Conformément aux dispositions de l’article L. 3211-12-2 du même code, lorsque le juge est saisi pour opérer son contrôle, la personne faisant l’objet de soins psychiatriques est entendue et assistée par un avocat choisi ou désigné. Toutefois, si l’avis médical motivé fait obstacle à l’audition du patient compte tenu de son état de santé, il est représenté par un avocat.
En l’espèce la procédure est régulière en la forme.
Il résulte de la procédure que Monsieur [D] [R] est un patient âgé de 69 ans qui a exercé la profession de médecin demartologue. Il présente deux antécédents d’hospitalisation sur l’USIP en 2024, dans les suites desquelles un suivi psychiatrique a été initié. Depuis le 17 juillet 2025, il est de nouveau hospitalisé à l’USIP pour idées délirantes de ruine et de persécution par le voisinage, avec suspicion de rupture thérapeutique. Il a été retrouvé le 16 juillet 2025 par des automobilistes, errant seul sur un rond-point.
De l’ensemble de l’exposé qui précède et des débats, il résulte l’existence de troubles mentaux qui persistent et qui se contiennent uniquement par le biais de la présente hospitalisation sous contrainte.
La réflexion sur les troubles n’est pas entamée au vu de l’audience tenue ce jour et un consentement pérenne aux soins n’est pas acquis.
Ainsi, il n’apparaît pas d’évolution suffisamment significative depuis la mise en œuvre de l’hospitalisation complète de Monsieur [D] [R].
L’état de santé de Monsieur [D] [R] impose la poursuite de soins sous surveillance constante en milieu hospitalier pour assurer le suivi effectif du traitement, seul à même de permettre une évolution positive de son état de santé.
Dès lors qu’il est établi l’existence de troubles mentaux rendant impossible son consentement et nécessitant des soins immédiats assortis d’une surveillance médicale constante, les conditions requises par les articles susvisés du code de la santé publique sont en conséquence réunies en l’espèce et justifient de maintenir Monsieur [D] [R] sous le régime de l’hospitalisation complète.
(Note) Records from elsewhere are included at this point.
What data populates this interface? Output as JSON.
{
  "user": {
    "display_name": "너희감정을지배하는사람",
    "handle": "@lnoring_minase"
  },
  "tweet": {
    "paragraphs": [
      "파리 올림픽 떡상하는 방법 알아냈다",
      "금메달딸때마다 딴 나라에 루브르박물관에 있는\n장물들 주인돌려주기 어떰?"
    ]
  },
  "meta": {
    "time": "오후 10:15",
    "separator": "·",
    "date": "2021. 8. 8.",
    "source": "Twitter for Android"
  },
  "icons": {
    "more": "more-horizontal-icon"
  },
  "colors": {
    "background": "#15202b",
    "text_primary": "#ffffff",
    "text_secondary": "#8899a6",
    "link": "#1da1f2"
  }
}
En considération de ces éléments, il convient d’autoriser la poursuite des soins sous contrainte de Monsieur [D] [R].
PAR CES MOTIFS
Nous, Nathalie PERRAUDIN, vice-présidente chargée du contrôle des mesures restrictives et privatives dans le domaine de soins sans consentement, statuant par décision contradictoire mise à disposition au greffe et en premier ressort,
Autorisons la poursuite des soins psychiatriques imposés à Monsieur [D] [R] sous le régime de l’hospitalisation complète au-delà du 12ème jour de son admission ;
Disons que cette mesure emporte effet jusqu’à la levée de la mesure par le directeur du centre hospitalier ou décision de placement sous soins ambulatoires sans consentement et à défaut jusqu’à un délai de 6 mois suivant le prononcé soit de cette décision soit le cas échéant de toute décision ultérieure statuant sur une demande de mainlevée ;
Notifions à la personne hospitalisée que, conformément à l’article R. 3211-16 du code de la santé publique, l’appel peut être formé contre cette décision dans un délai de 10 jours auprès du greffe de la cour d’appel de DOUAI par déclaration motivée transmise par tout moyen y compris par mail sur la boîte structurelle : [Courriel 8] ;
Rappelons que seul l’appel formé par le ministère public peut être déclaré suspensif par le premier président de la cour d’appel ;
Disons que la présente décision est notifiée à l’audience où la décision est rendue aux personnes présentes et dans le cas contraire, par télécopie avec accusé de réception et qu’elle est communiquée au ministère public ;
Laissons les dépens à la charge du trésor public.